Dura Pharmaceuticals, Inc. v. Broudo, 544 U.S. 336 (2005) is the leading opinion on loss causation. But it expressly left undecided the standard governing the pleading of loss causation, assuming instead for purposes of that decision that “a short and plain statement” (Fed. R. Civ. P. 8) would suffice. Dura, 544 U.S. at 346.

Since 2005, federal courts have struggled to answer the question that Duraleft open. The Fifth Circuit concluded that Rule 8 applies. The Fourth and Seventh Circuits concluded that Rule 9(b) applies. The First Circuit—and, until now, the Ninth Circuit—ducked the issue. And the Second Circuit developed a two-part standard of its own grounded in neither rule.

The Oregon Public Employees Decision

Now the Ninth Circuit has cast its lot with the Fourth and Seventh Circuits, holding that the higher Rule 9(b) standard applies to allegations of loss causation and indeed to all elements of a 10b-5 claim. In so ruling, the court gave three reasons. First, 10b-5 is derived from common-law fraud, and Rule 9(b) has been held to cover all elements of a common-law fraud claim. Second, the text of Rule 9(b) itself suggests this result. The rule requires a claimant to “state with particularity the circumstances constituting fraud or mistake.” Loss causation is part of the “circumstances.” Third, this approach creates a consistent standard for all elements of a 10b-5 claim, “rather than the piecemeal standard adopted by some courts.” 2014 WL 7139634, at *4.

Consequences of the Decision

Motions to dismiss play a key role in securities fraud litigation. NERA Economic Consulting, in its review of securities class actions developments in 2013, noted that such motions are filed in over 90 percent of all cases. Often such motions are not merely the main event, but the only event: if the defendants do not win the motion, often they pull out their checkbooks and settle. Thus, anything affecting the odds of success on such motions is of keen interest both to defendants and to plaintiffs.
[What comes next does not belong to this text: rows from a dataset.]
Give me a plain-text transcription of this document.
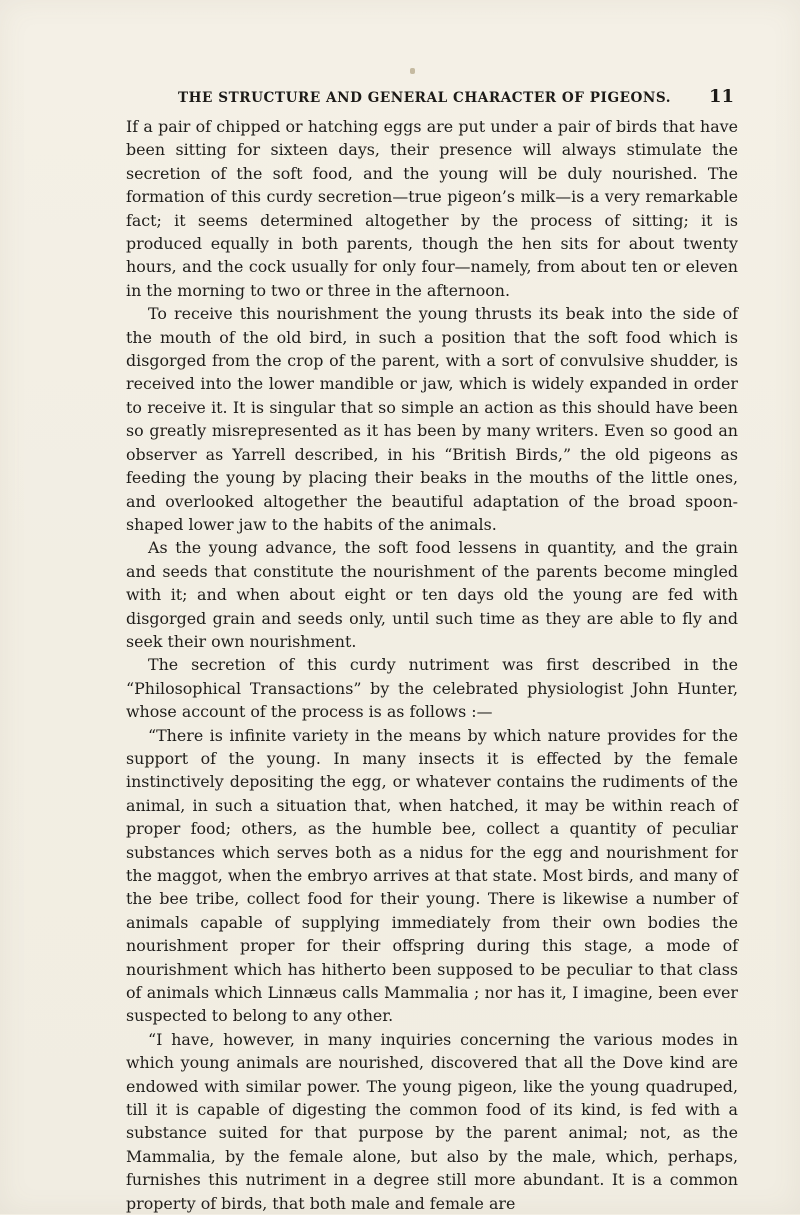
THE STRUCTURE AND GENERAL CHARACTER OF PIGEONS. 11

If a pair of chipped or hatching eggs are put under a pair of birds that have been sitting for sixteen days, their presence will always stimulate the secretion of the soft food, and the young will be duly nourished. The formation of this curdy secretion—true pigeon’s milk—is a very remarkable fact; it seems determined altogether by the process of sitting; it is produced equally in both parents, though the hen sits for about twenty hours, and the cock usually for only four—namely, from about ten or eleven in the morning to two or three in the afternoon.

To receive this nourishment the young thrusts its beak into the side of the mouth of the old bird, in such a position that the soft food which is disgorged from the crop of the parent, with a sort of convulsive shudder, is received into the lower mandible or jaw, which is widely expanded in order to receive it. It is singular that so simple an action as this should have been so greatly misrepresented as it has been by many writers. Even so good an observer as Yarrell described, in his “British Birds,” the old pigeons as feeding the young by placing their beaks in the mouths of the little ones, and overlooked altogether the beautiful adaptation of the broad spoon-shaped lower jaw to the habits of the animals.

As the young advance, the soft food lessens in quantity, and the grain and seeds that constitute the nourishment of the parents become mingled with it; and when about eight or ten days old the young are fed with disgorged grain and seeds only, until such time as they are able to fly and seek their own nourishment.

The secretion of this curdy nutriment was first described in the “Philosophical Transactions” by the celebrated physiologist John Hunter, whose account of the process is as follows :—

“There is infinite variety in the means by which nature provides for the support of the young. In many insects it is effected by the female instinctively depositing the egg, or whatever contains the rudiments of the animal, in such a situation that, when hatched, it may be within reach of proper food; others, as the humble bee, collect a quantity of peculiar substances which serves both as a nidus for the egg and nourishment for the maggot, when the embryo arrives at that state. Most birds, and many of the bee tribe, collect food for their young. There is likewise a number of animals capable of supplying immediately from their own bodies the nourishment proper for their offspring during this stage, a mode of nourishment which has hitherto been supposed to be peculiar to that class of animals which Linnæus calls Mammalia ; nor has it, I imagine, been ever suspected to belong to any other.

“I have, however, in many inquiries concerning the various modes in which young animals are nourished, discovered that all the Dove kind are endowed with similar power. The young pigeon, like the young quadruped, till it is capable of digesting the common food of its kind, is fed with a substance suited for that purpose by the parent animal; not, as the Mammalia, by the female alone, but also by the male, which, perhaps, furnishes this nutriment in a degree still more abundant. It is a common property of birds, that both male and female are
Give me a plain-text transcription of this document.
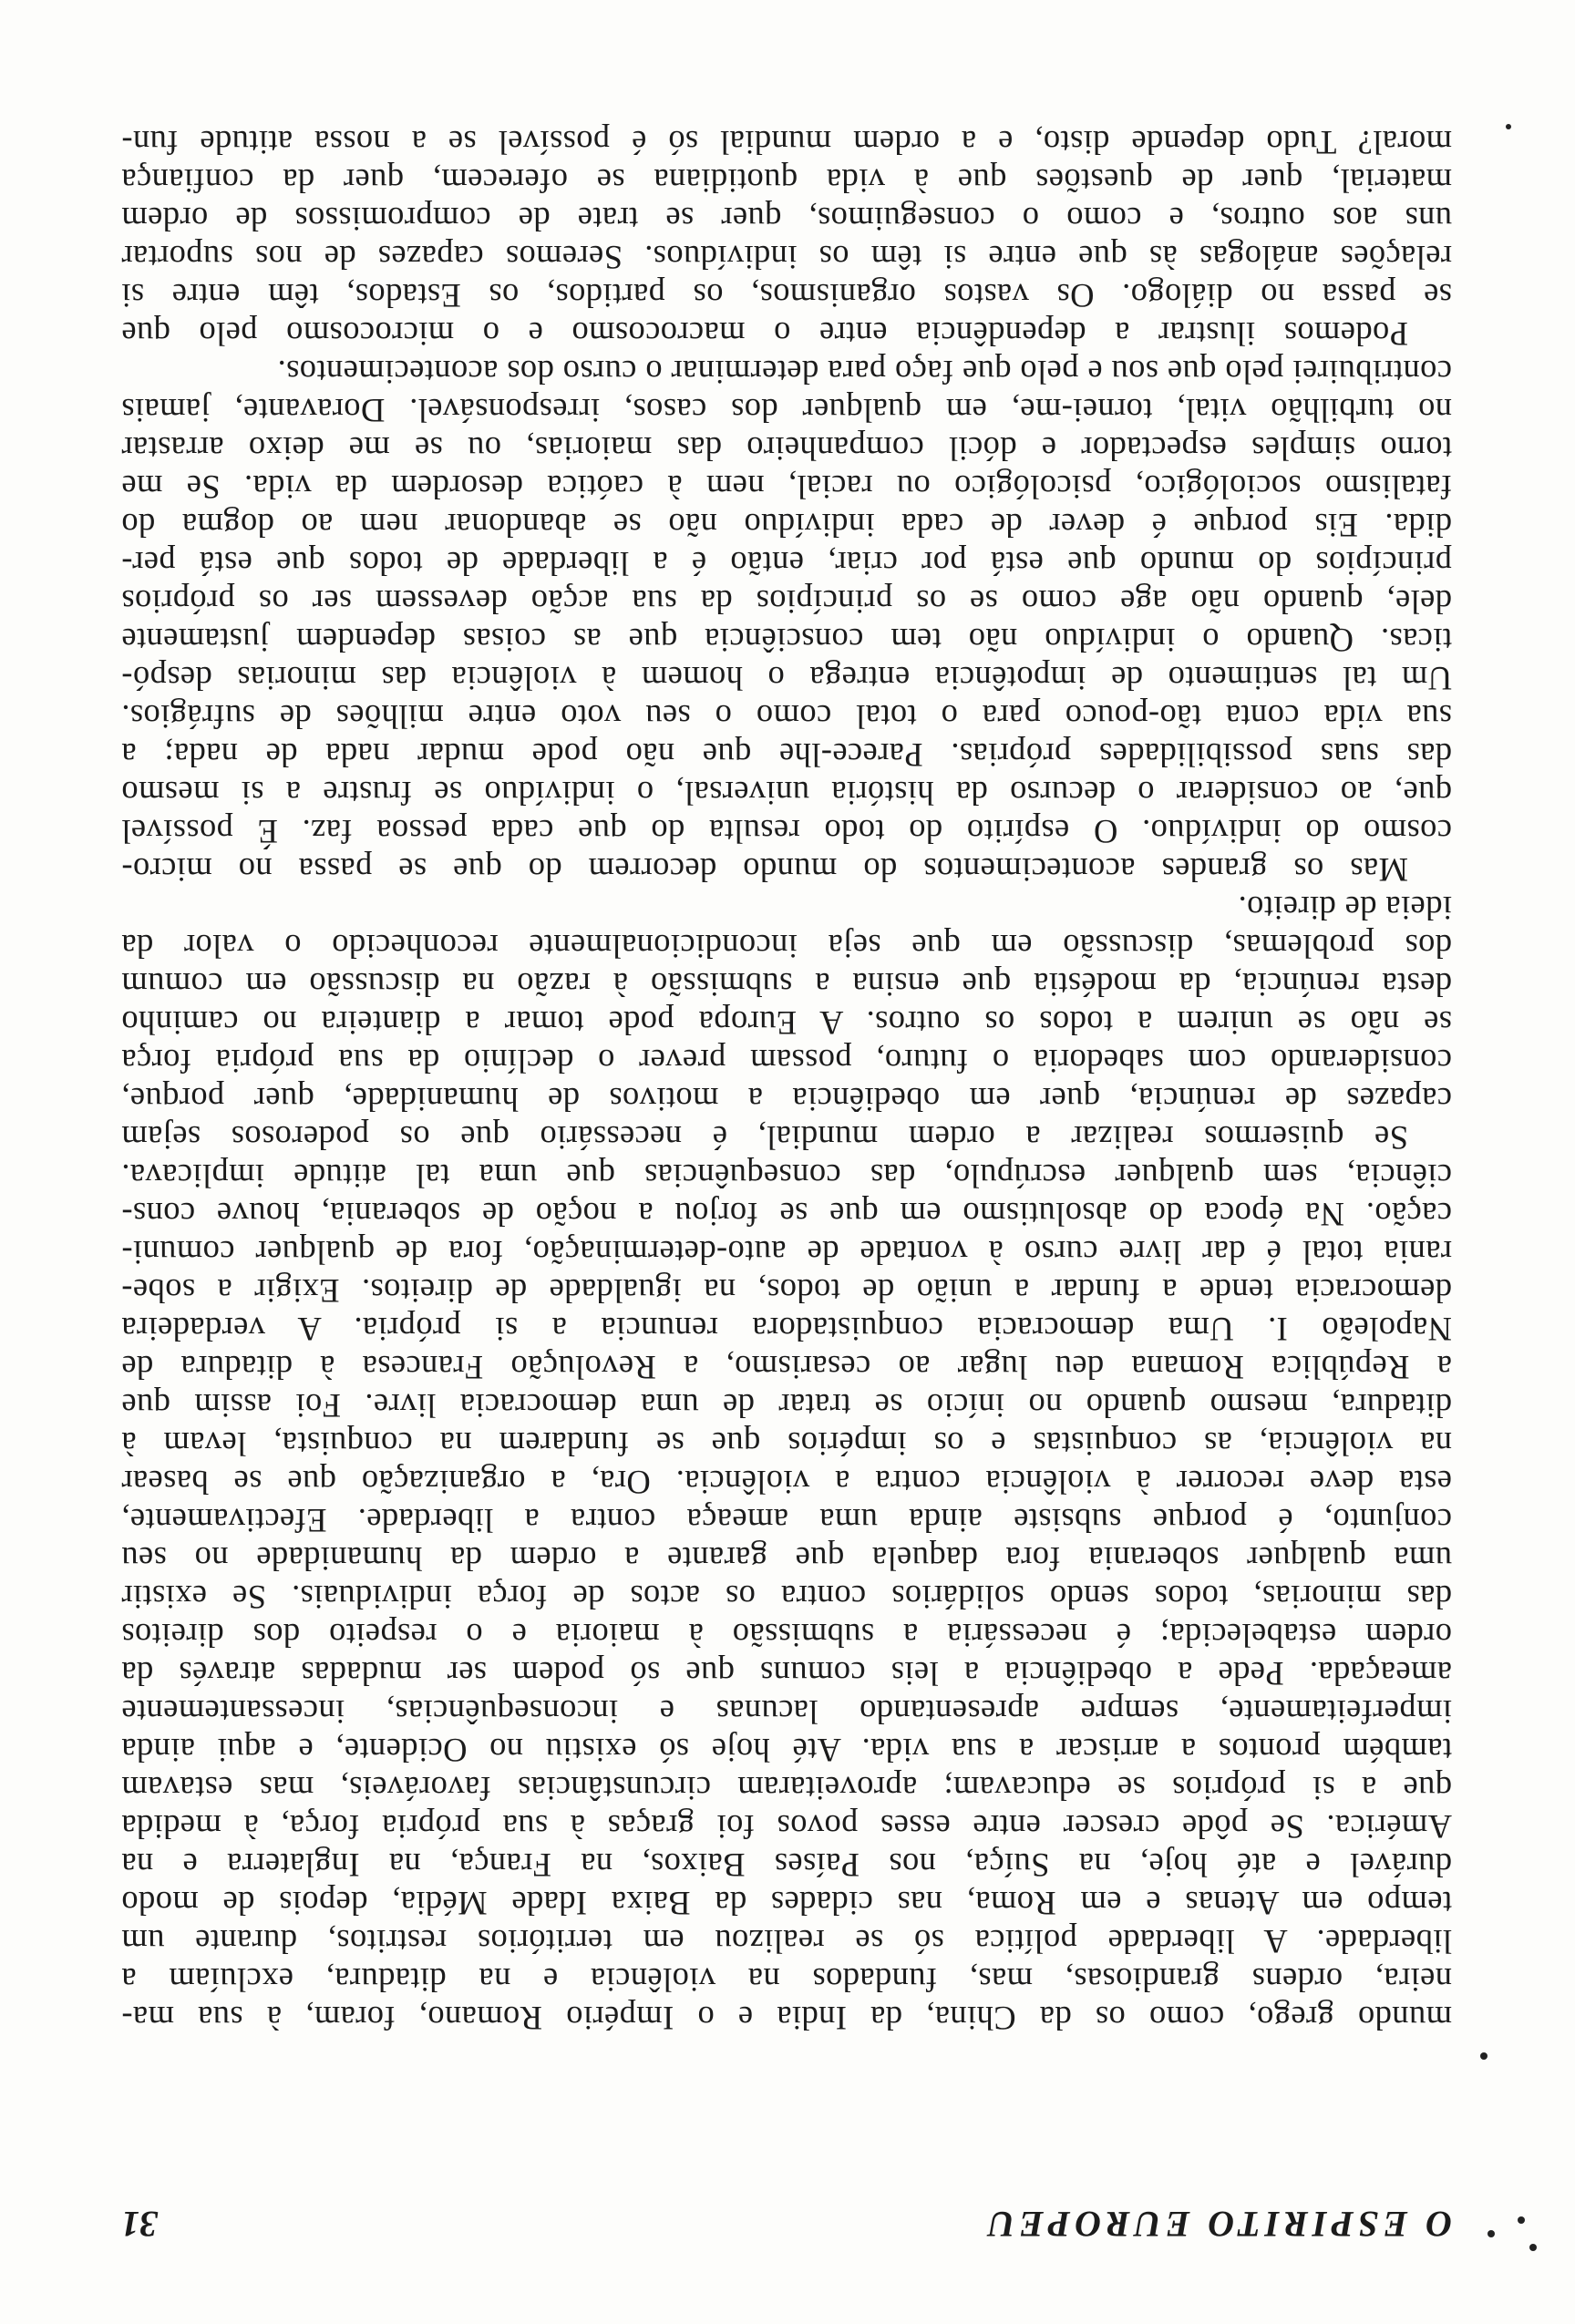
O ESPIRITO EUROPEU
31

mundo grego, como os da China, da India e o Império Romano, foram, à sua ma-
neira, ordens grandiosas, mas, fundados na violência e na ditadura, excluíam a
liberdade. A liberdade política só se realizou em territórios restritos, durante um
tempo em Atenas e em Roma, nas cidades da Baixa Idade Média, depois de modo
durável e até hoje, na Suíça, nos Países Baixos, na França, na Inglaterra e na
América. Se pôde crescer entre esses povos foi graças à sua própria força, à medida
que a si próprios se educavam; aproveitaram circunstâncias favoráveis, mas estavam
também prontos a arriscar a sua vida. Até hoje só existiu no Ocidente, e aqui ainda
imperfeitamente, sempre apresentando lacunas e inconsequências, incessantemente
ameaçada. Pede a obediência a leis comuns que só podem ser mudadas através da
ordem estabelecida; é necessária a submissão à maioria e o respeito dos direitos
das minorias, todos sendo solidários contra os actos de força individuais. Se existir
uma qualquer soberania fora daquela que garante a ordem da humanidade no seu
conjunto, é porque subsiste ainda uma ameaça contra a liberdade. Efectivamente,
esta deve recorrer à violência contra a violência. Ora, a organização que se basear
na violência, as conquistas e os impérios que se fundarem na conquista, levam à
ditadura, mesmo quando no início se tratar de uma democracia livre. Foi assim que
a República Romana deu lugar ao cesarismo, a Revolução Francesa à ditadura de
Napoleão I. Uma democracia conquistadora renuncia a si própria. A verdadeira
democracia tende a fundar a união de todos, na igualdade de direitos. Exigir a sobe-
rania total é dar livre curso à vontade de auto-determinação, fora de qualquer comuni-
cação. Na época do absolutismo em que se forjou a noção de soberania, houve cons-
ciência, sem qualquer escrúpulo, das consequências que uma tal atitude implicava.

Se quisermos realizar a ordem mundial, é necessário que os poderosos sejam
capazes de renúncia, quer em obediência a motivos de humanidade, quer porque,
considerando com sabedoria o futuro, possam prever o declínio da sua própria força
se não se unirem a todos os outros. A Europa pode tomar a dianteira no caminho
desta renúncia, da modéstia que ensina a submissão à razão na discussão em comum
dos problemas, discussão em que seja incondicionalmente reconhecido o valor da
ideia de direito.

Mas os grandes acontecimentos do mundo decorrem do que se passa no micro-
cosmo do indivíduo. O espírito do todo resulta do que cada pessoa faz. É possível
que, ao considerar o decurso da história universal, o indivíduo se frustre a si mesmo
das suas possibilidades próprias. Parece-lhe que não pode mudar nada de nada; a
sua vida conta tão-pouco para o total como o seu voto entre milhões de sufrágios.
Um tal sentimento de impotência entrega o homem à violência das minorias despó-
ticas. Quando o indivíduo não tem consciência que as coisas dependem justamente
dele, quando não age como se os princípios da sua acção devessem ser os próprios
princípios do mundo que está por criar, então é a liberdade de todos que está per-
dida. Eis porque é dever de cada indivíduo não se abandonar nem ao dogma do
fatalismo sociológico, psicológico ou racial, nem à caótica desordem da vida. Se me
torno simples espectador e dócil companheiro das maiorias, ou se me deixo arrastar
no turbilhão vital, tornei-me, em qualquer dos casos, irresponsável. Doravante, jamais
contribuirei pelo que sou e pelo que faço para determinar o curso dos acontecimentos.

Podemos ilustrar a dependência entre o macrocosmo e o microcosmo pelo que
se passa no diálogo. Os vastos organismos, os partidos, os Estados, têm entre si
relações análogas às que entre si têm os indivíduos. Seremos capazes de nos suportar
uns aos outros, e como o conseguimos, quer se trate de compromissos de ordem
material, quer de questões que à vida quotidiana se oferecem, quer da confiança
moral? Tudo depende disto, e a ordem mundial só é possível se a nossa atitude fun-
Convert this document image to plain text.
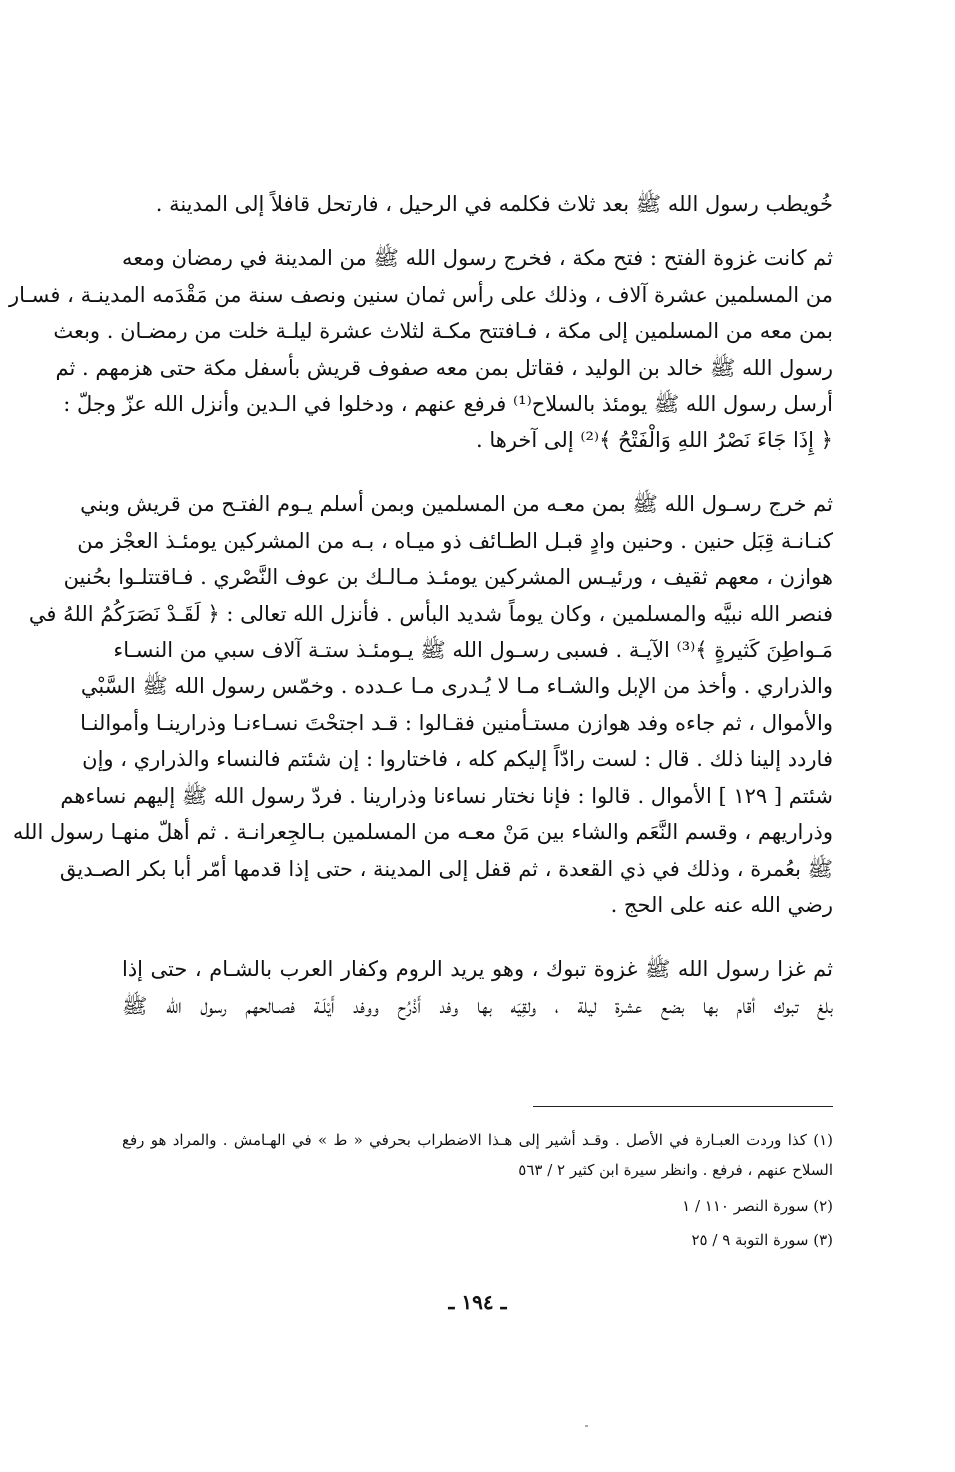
خُويطب رسول الله ﷺ بعد ثلاث فكلمه في الرحيل ، فارتحل قافلاً إلى المدينة .
ثم كانت غزوة الفتح : فتح مكة ، فخرج رسول الله ﷺ من المدينة في رمضان ومعه
من المسلمين عشرة آلاف ، وذلك على رأس ثمان سنين ونصف سنة من مَقْدَمه المدينـة ، فسـار
بمن معه من المسلمين إلى مكة ، فـافتتح مكـة لثلاث عشرة ليلـة خلت من رمضـان . وبعث
رسول الله ﷺ خالد بن الوليد ، فقاتل بمن معه صفوف قريش بأسفل مكة حتى هزمهم . ثم
أرسل رسول الله ﷺ يومئذ بالسلاح⁽¹⁾ فرفع عنهم ، ودخلوا في الـدين وأنزل الله عزّ وجلّ :
﴿ إِذَا جَاءَ نَصْرُ اللهِ وَالْفَتْحُ ﴾⁽²⁾ إلى آخرها .
ثم خرج رسـول الله ﷺ بمن معـه من المسلمين وبمن أسلم يـوم الفتـح من قريش وبني
كنـانـة قِبَل حنين . وحنين وادٍ قبـل الطـائف ذو ميـاه ، بـه من المشركين يومئـذ العجْز من
هوازن ، معهم ثقيف ، ورئيـس المشركين يومئـذ مـالـك بن عوف النَّصْري . فـاقتتلـوا بحُنين
فنصر الله نبيَّه والمسلمين ، وكان يوماً شديد البأس . فأنزل الله تعالى : ﴿ لَقَـدْ نَصَرَكُمُ اللهُ في
مَـواطِنَ كَثيرةٍ ﴾⁽³⁾ الآيـة . فسبى رسـول الله ﷺ يـومئـذ ستـة آلاف سبي من النسـاء
والذراري . وأخذ من الإبل والشـاء مـا لا يُـدرى مـا عـدده . وخمّس رسول الله ﷺ السَّبْي
والأموال ، ثم جاءه وفد هوازن مستـأمنين فقـالوا : قـد اجتحْتَ نسـاءنـا وذرارينـا وأموالنـا
فاردد إلينا ذلك . قال : لست رادّاً إليكم كله ، فاختاروا : إن شئتم فالنساء والذراري ، وإن
شئتم [ ١٢٩ ] الأموال . قالوا : فإنا نختار نساءنا وذرارينا . فردّ رسول الله ﷺ إليهم نساءهم
وذراريهم ، وقسم النَّعَم والشاء بين مَنْ معـه من المسلمين بـالجِعرانـة . ثم أهلّ منهـا رسول الله
ﷺ بعُمرة ، وذلك في ذي القعدة ، ثم قفل إلى المدينة ، حتى إذا قدمها أمّر أبا بكر الصـديق
رضي الله عنه على الحج .
ثم غزا رسول الله ﷺ غزوة تبوك ، وهو يريد الروم وكفار العرب بالشـام ، حتى إذا
بلغ تبوك أقام بها بضع عشرة ليلة ، ولقِيَه بها وفد أَذْرُح ووفد أَيْلَـة فصـالحهم رسول الله ﷺ
(١) كذا وردت العبـارة في الأصل . وقـد أشير إلى هـذا الاضطراب بحرفي « ط » في الهـامش . والمراد هو رفع
السلاح عنهم ، فرفع . وانظر سيرة ابن كثير ٢ / ٥٦٣
(٢) سورة النصر ١١٠ / ١
(٣) سورة التوبة ٩ / ٢٥
ـ ١٩٤ ـ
Choice of a pleading standard thus looms far larger than it would in other kinds of litigation, where the motion to dismiss may just be the first act in a much longer drama.

In addition, courts increasingly question whether some alleged frauds really have hurt anyone. Many things move markets; the link between an alleged corrective disclosure and a stock-price movement is not always clear. This concern may have animated the Supreme Court’s decision in Halliburton Co. v. Erica P. John Fund, Inc., 134 S. Ct. 2398 (2014) to allow evidence rebutting the fraud-on-the-market presumption underpinning most class certification motions. To be sure, Halliburton rose in a different context: the element was reliance, not loss causation, and the motion was for class certification, not to dismiss. Nonetheless, Halliburton and cases sinceHalliburton suggest some increased judicial receptivity to early-stage challenges to the linkage between the alleged fraud and the alleged harm. If so, the rule in Oregon Public Employees, by raising pleading standards, will assist defendants in mounting such challenges.